But he has no idea of telling us the real reason why the stories that he tells happened as they did—the political causes, as we should say, of the events. Any trivial reason seems good enough to him to account for a great war. He would have been quite ready to accept the beautiful lady idea as the reason of the siege of Troy.
Thucydides, on the contrary, looked into the true reasons of the events. He, rather than Herodotus, was the "father of history." There were other fine Greek historians, and notably one, Xenophon, who went with an extraordinary expedition of the Greeks—-10,000 in number—who penetrated, fighting, far into Asia Minor; and then had to retreat again, still fighting, having done very little good. He went and came back with that expedition and wrote the story of it.
But he was not the equal, as historian, of Thucydides, who wrote of the Peloponnesian War, and who wrote, further, of wars which the Greeks, especially the Athenians, had now to carry yet farther afield—or oversea—and not for the first time, to Sicily.
And there, in Sicily, there met together Greeks, Carthaginians, and another people—of a new name, not altogether unimportant in the story—-Latins or Romans from the neighbourhood of that city established on the Tiber.
The story, which I am now trying to carry down to the year 330 B.C. or so, has shifted its scene westward. We have seen how near that island of Sicily lies both to Europe, by way of the toe of Italy, and to Africa, by way of Carthage. It is a kind of bridge or stepping-stone between the two. We must see how the nations met there.
CHAPTER X
THE MEETING OF THE NATIONS ROUND SICILY
Carthage was one of the colonies founded by the Phœnicians. It was not one of the earliest, but it had the advantage of a good harbour for the protection of the ships of those days. It grew in importance and in numbers of inhabitants, so that it soon became the chief of all the stations of the kind which the Phœnicians had planted, sending their colonists out from their native capital cities of Tyre and Sidon.

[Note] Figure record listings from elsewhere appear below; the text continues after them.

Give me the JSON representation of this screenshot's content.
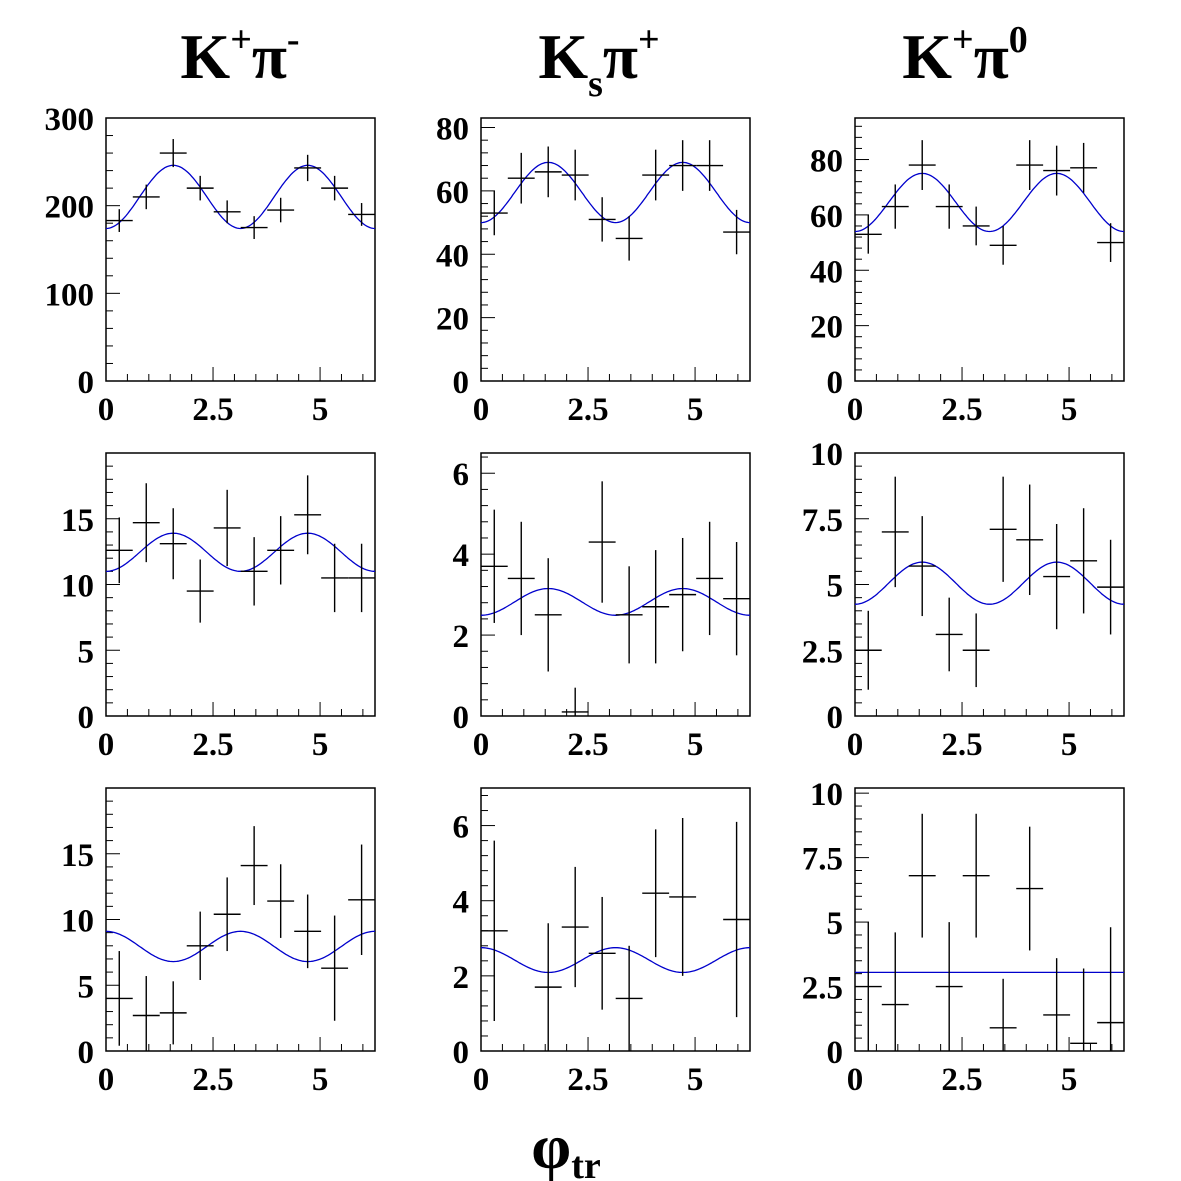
{
  "columns": [
    {
      "base": "K",
      "sup1": "+",
      "pi": "π",
      "sub": "",
      "sup2": "-"
    },
    {
      "base": "K",
      "sup1": "",
      "pi": "π",
      "sub": "s",
      "sup2": "+"
    },
    {
      "base": "K",
      "sup1": "+",
      "pi": "π",
      "sub": "",
      "sup2": "0"
    }
  ],
  "xlabel": {
    "main": "φ",
    "sub": "tr"
  },
  "colors": {
    "fit": "#0000cc",
    "data": "#000000",
    "frame": "#000000"
  },
  "chart_data": [
    {
      "type": "scatter",
      "row": 1,
      "col": 1,
      "column_label": "K+π-",
      "xlim": [
        0,
        6.283
      ],
      "ylim": [
        0,
        300
      ],
      "yticks": [
        0,
        100,
        200,
        300
      ],
      "ytick_labels": [
        "0",
        "100",
        "200",
        "300"
      ],
      "xticks": [
        0,
        2.5,
        5
      ],
      "xtick_labels": [
        "0",
        "2.5",
        "5"
      ],
      "x": [
        0.31,
        0.94,
        1.57,
        2.2,
        2.83,
        3.46,
        4.08,
        4.71,
        5.34,
        5.97
      ],
      "y": [
        183,
        210,
        260,
        220,
        193,
        175,
        195,
        243,
        220,
        190
      ],
      "yerr": [
        13,
        14,
        16,
        14,
        13,
        13,
        14,
        15,
        14,
        13
      ],
      "fit": {
        "a": 210,
        "b": -36,
        "n": 2
      }
    },
    {
      "type": "scatter",
      "row": 1,
      "col": 2,
      "column_label": "Ksπ+",
      "xlim": [
        0,
        6.283
      ],
      "ylim": [
        0,
        83
      ],
      "yticks": [
        0,
        20,
        40,
        60,
        80
      ],
      "ytick_labels": [
        "0",
        "20",
        "40",
        "60",
        "80"
      ],
      "xticks": [
        0,
        2.5,
        5
      ],
      "xtick_labels": [
        "0",
        "2.5",
        "5"
      ],
      "x": [
        0.31,
        0.94,
        1.57,
        2.2,
        2.83,
        3.46,
        4.08,
        4.71,
        5.34,
        5.97
      ],
      "y": [
        53,
        64,
        66,
        65,
        51,
        45,
        65,
        68,
        68,
        47
      ],
      "yerr": [
        7,
        8,
        8,
        8,
        7,
        7,
        8,
        8,
        8,
        7
      ],
      "fit": {
        "a": 59.5,
        "b": -9.5,
        "n": 2
      }
    },
    {
      "type": "scatter",
      "row": 1,
      "col": 3,
      "column_label": "K+π0",
      "xlim": [
        0,
        6.283
      ],
      "ylim": [
        0,
        95
      ],
      "yticks": [
        0,
        20,
        40,
        60,
        80
      ],
      "ytick_labels": [
        "0",
        "20",
        "40",
        "60",
        "80"
      ],
      "xticks": [
        0,
        2.5,
        5
      ],
      "xtick_labels": [
        "0",
        "2.5",
        "5"
      ],
      "x": [
        0.31,
        0.94,
        1.57,
        2.2,
        2.83,
        3.46,
        4.08,
        4.71,
        5.34,
        5.97
      ],
      "y": [
        53,
        63,
        78,
        63,
        56,
        49,
        78,
        76,
        77,
        50
      ],
      "yerr": [
        7,
        8,
        9,
        8,
        7,
        7,
        9,
        9,
        9,
        7
      ],
      "fit": {
        "a": 64.5,
        "b": -10.5,
        "n": 2
      }
    },
    {
      "type": "scatter",
      "row": 2,
      "col": 1,
      "column_label": "K+π-",
      "xlim": [
        0,
        6.283
      ],
      "ylim": [
        0,
        20
      ],
      "yticks": [
        0,
        5,
        10,
        15
      ],
      "ytick_labels": [
        "0",
        "5",
        "10",
        "15"
      ],
      "xticks": [
        0,
        2.5,
        5
      ],
      "xtick_labels": [
        "0",
        "2.5",
        "5"
      ],
      "x": [
        0.31,
        0.94,
        1.57,
        2.2,
        2.83,
        3.46,
        4.08,
        4.71,
        5.34,
        5.97
      ],
      "y": [
        12.6,
        14.7,
        13.1,
        9.5,
        14.3,
        11.0,
        12.6,
        15.3,
        10.5,
        10.5
      ],
      "yerr": [
        2.5,
        3.0,
        2.7,
        2.4,
        2.9,
        2.6,
        2.6,
        3.0,
        2.6,
        2.6
      ],
      "fit": {
        "a": 12.45,
        "b": -1.45,
        "n": 2
      }
    },
    {
      "type": "scatter",
      "row": 2,
      "col": 2,
      "column_label": "Ksπ+",
      "xlim": [
        0,
        6.283
      ],
      "ylim": [
        0,
        6.5
      ],
      "yticks": [
        0,
        2,
        4,
        6
      ],
      "ytick_labels": [
        "0",
        "2",
        "4",
        "6"
      ],
      "xticks": [
        0,
        2.5,
        5
      ],
      "xtick_labels": [
        "0",
        "2.5",
        "5"
      ],
      "x": [
        0.31,
        0.94,
        1.57,
        2.2,
        2.83,
        3.46,
        4.08,
        4.71,
        5.34,
        5.97
      ],
      "y": [
        3.7,
        3.4,
        2.5,
        0.1,
        4.3,
        2.5,
        2.7,
        3.0,
        3.4,
        2.9
      ],
      "yerr": [
        1.4,
        1.4,
        1.4,
        0.6,
        1.5,
        1.2,
        1.4,
        1.4,
        1.4,
        1.4
      ],
      "fit": {
        "a": 2.82,
        "b": -0.33,
        "n": 2
      }
    },
    {
      "type": "scatter",
      "row": 2,
      "col": 3,
      "column_label": "K+π0",
      "xlim": [
        0,
        6.283
      ],
      "ylim": [
        0,
        10
      ],
      "yticks": [
        0,
        2.5,
        5,
        7.5,
        10
      ],
      "ytick_labels": [
        "0",
        "2.5",
        "5",
        "7.5",
        "10"
      ],
      "xticks": [
        0,
        2.5,
        5
      ],
      "xtick_labels": [
        "0",
        "2.5",
        "5"
      ],
      "x": [
        0.31,
        0.94,
        1.57,
        2.2,
        2.83,
        3.46,
        4.08,
        4.71,
        5.34,
        5.97
      ],
      "y": [
        2.5,
        7.0,
        5.7,
        3.1,
        2.5,
        7.1,
        6.7,
        5.3,
        5.9,
        4.9
      ],
      "yerr": [
        1.5,
        2.1,
        1.9,
        1.4,
        1.4,
        2.0,
        2.1,
        2.0,
        2.0,
        1.8
      ],
      "fit": {
        "a": 5.05,
        "b": -0.8,
        "n": 2
      }
    },
    {
      "type": "scatter",
      "row": 3,
      "col": 1,
      "column_label": "K+π-",
      "xlim": [
        0,
        6.283
      ],
      "ylim": [
        0,
        20
      ],
      "yticks": [
        0,
        5,
        10,
        15
      ],
      "ytick_labels": [
        "0",
        "5",
        "10",
        "15"
      ],
      "xticks": [
        0,
        2.5,
        5
      ],
      "xtick_labels": [
        "0",
        "2.5",
        "5"
      ],
      "x": [
        0.31,
        0.94,
        1.57,
        2.2,
        2.83,
        3.46,
        4.08,
        4.71,
        5.34,
        5.97
      ],
      "y": [
        4.0,
        2.7,
        2.9,
        8.0,
        10.4,
        14.1,
        11.4,
        9.1,
        6.3,
        11.5
      ],
      "yerr": [
        3.6,
        3.0,
        2.4,
        2.6,
        2.8,
        3.0,
        2.8,
        2.8,
        4.0,
        4.2
      ],
      "fit": {
        "a": 7.95,
        "b": 1.15,
        "n": 2
      }
    },
    {
      "type": "scatter",
      "row": 3,
      "col": 2,
      "column_label": "Ksπ+",
      "xlim": [
        0,
        6.283
      ],
      "ylim": [
        0,
        7
      ],
      "yticks": [
        0,
        2,
        4,
        6
      ],
      "ytick_labels": [
        "0",
        "2",
        "4",
        "6"
      ],
      "xticks": [
        0,
        2.5,
        5
      ],
      "xtick_labels": [
        "0",
        "2.5",
        "5"
      ],
      "x": [
        0.31,
        0.94,
        1.57,
        2.2,
        2.83,
        3.46,
        4.08,
        4.71,
        5.34,
        5.97
      ],
      "y": [
        3.2,
        0,
        1.7,
        3.3,
        2.6,
        1.4,
        4.2,
        4.1,
        0,
        3.5
      ],
      "yerr": [
        2.4,
        0,
        1.7,
        1.6,
        1.5,
        1.4,
        1.7,
        2.1,
        0,
        2.6
      ],
      "fit": {
        "a": 2.42,
        "b": 0.33,
        "n": 2
      }
    },
    {
      "type": "scatter",
      "row": 3,
      "col": 3,
      "column_label": "K+π0",
      "xlim": [
        0,
        6.283
      ],
      "ylim": [
        0,
        10.2
      ],
      "yticks": [
        0,
        2.5,
        5,
        7.5,
        10
      ],
      "ytick_labels": [
        "0",
        "2.5",
        "5",
        "7.5",
        "10"
      ],
      "xticks": [
        0,
        2.5,
        5
      ],
      "xtick_labels": [
        "0",
        "2.5",
        "5"
      ],
      "x": [
        0.31,
        0.94,
        1.57,
        2.2,
        2.83,
        3.46,
        4.08,
        4.71,
        5.34,
        5.97
      ],
      "y": [
        2.5,
        1.8,
        6.8,
        2.5,
        6.8,
        0.9,
        6.3,
        1.4,
        0.3,
        1.1
      ],
      "yerr": [
        2.5,
        2.8,
        2.4,
        2.5,
        2.4,
        1.9,
        2.4,
        2.2,
        2.9,
        3.7
      ],
      "fit": {
        "a": 3.05,
        "b": 0,
        "n": 2
      }
    }
  ]
}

Now Tyre and Sidon were captured by that great king Nebuchadnezzar of Babylon about a hundred years or so before the Persian attacks on Greece, and the effect of that capture of the two capital cities was to leave Carthage as the most powerful city belonging to the Phœnicians. Carthage, then, from that time, became the capital, the chief city, of this great naval power. It was the headquarters of naval power in the Mediterranean. Greek colonists from many different states of Greece had already spread themselves along the shores of Sicily, and even so far as the shores of Spain and those Balearic Islands (or islands of the slingers) where, as we are told, a boy's dinner was always set up on top of a pole and he was not allowed to eat it until he had knocked it down with a stone from his sling. Naturally, the inhabitants learned to be good slingers.